Florida took a major step toward becoming the first state to put the burden of proof in pretrial "stand your ground" hearings on prosecutors rather than defendants when the Senate passed a bill Wednesday to revise the state's 12-year-old law.
The Senate voted 23-15 for the measure Republicans say became necessary after the state Supreme Court ruled two years ago that defendants had the burden of proof in pretrial self-defense immunity hearings.
Republican Sen. Dennis Baxley was a House member and bill sponsor for Florida's 2005 "stand your ground" law, and he said it was always his intention that prosecutors had to prove self-defense wasn't a factor before trying someone on violent crime charges.
"If the state believes you've committed a crime, it should always be their responsibility from beginning to end to prove you've committed a crime," Baxley said. "I'm sorry if that burden seems too heavy, but that's what we do in America. You're innocent till proven guilty."
Democrats argued that if it passes, people will be more likely to kill witnesses who might dispute a claim of self-defense.
"This bill has the unintended consequence of incentivizing shoot to kill. Dead men tell no tales," said Democratic Sen. Gary Farmer.
Democratic Sen. Audrey Gibson added, "It's a how to get away with murder bill, in my opinion."
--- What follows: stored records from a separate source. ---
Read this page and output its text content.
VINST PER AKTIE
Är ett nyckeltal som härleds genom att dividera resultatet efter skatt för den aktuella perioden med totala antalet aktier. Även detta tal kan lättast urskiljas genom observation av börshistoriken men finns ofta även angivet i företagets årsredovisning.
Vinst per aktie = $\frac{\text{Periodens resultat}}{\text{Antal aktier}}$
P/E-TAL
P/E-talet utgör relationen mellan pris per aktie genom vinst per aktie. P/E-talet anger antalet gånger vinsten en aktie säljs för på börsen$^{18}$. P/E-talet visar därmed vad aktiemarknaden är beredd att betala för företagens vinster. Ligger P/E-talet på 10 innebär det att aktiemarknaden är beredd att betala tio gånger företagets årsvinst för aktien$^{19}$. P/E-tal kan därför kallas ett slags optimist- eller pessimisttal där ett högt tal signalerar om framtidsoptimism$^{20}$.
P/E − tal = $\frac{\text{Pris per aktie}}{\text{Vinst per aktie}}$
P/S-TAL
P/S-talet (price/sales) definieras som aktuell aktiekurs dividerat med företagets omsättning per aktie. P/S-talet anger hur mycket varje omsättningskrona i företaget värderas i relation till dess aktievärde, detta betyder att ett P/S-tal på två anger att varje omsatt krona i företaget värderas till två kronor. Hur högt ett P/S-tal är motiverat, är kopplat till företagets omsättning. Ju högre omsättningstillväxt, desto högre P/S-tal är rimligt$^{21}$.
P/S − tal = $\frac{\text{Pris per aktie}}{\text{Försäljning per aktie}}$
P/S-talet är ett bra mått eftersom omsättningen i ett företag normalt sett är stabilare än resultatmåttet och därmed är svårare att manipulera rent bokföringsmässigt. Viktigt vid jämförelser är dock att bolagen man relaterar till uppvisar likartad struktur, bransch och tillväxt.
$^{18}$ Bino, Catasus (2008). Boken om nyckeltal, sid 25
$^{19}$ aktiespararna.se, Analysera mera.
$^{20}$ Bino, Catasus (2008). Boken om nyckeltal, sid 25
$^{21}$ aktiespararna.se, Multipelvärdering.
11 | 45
While at least 22 states have similar laws that say people can use even deadly force to defend themselves from threats, Florida could be alone shifting the burden to prosecutors. Only four states mention burden of proof in their "stand your ground" laws - Alabama, Colorado, Georgia and South Carolina - and all place the burden on defendants.
High profile Florida shootings have created a contentious debate over the law, including the fatal shooting of unarmed black teenager Trayvon Martin by neighborhood watch volunteer George Zimmerman. Zimmerman was acquitted of second-degree murder after jurors received "stand your ground" instructions.
But Republican Sen. Rob Bradley doesn't believe his bill will allow the guilty to walk free.
"If I thought for one second that this bill would encourage people to engage in criminal behavior because the bill created some sort of loophole ... I would have no part of this bill," he said. "If I thought that an otherwise guilty person would go free as a result of this bill, then I would have no part in filing this bill."
A House version has one more committee stop before it's ready for a vote by the full chamber.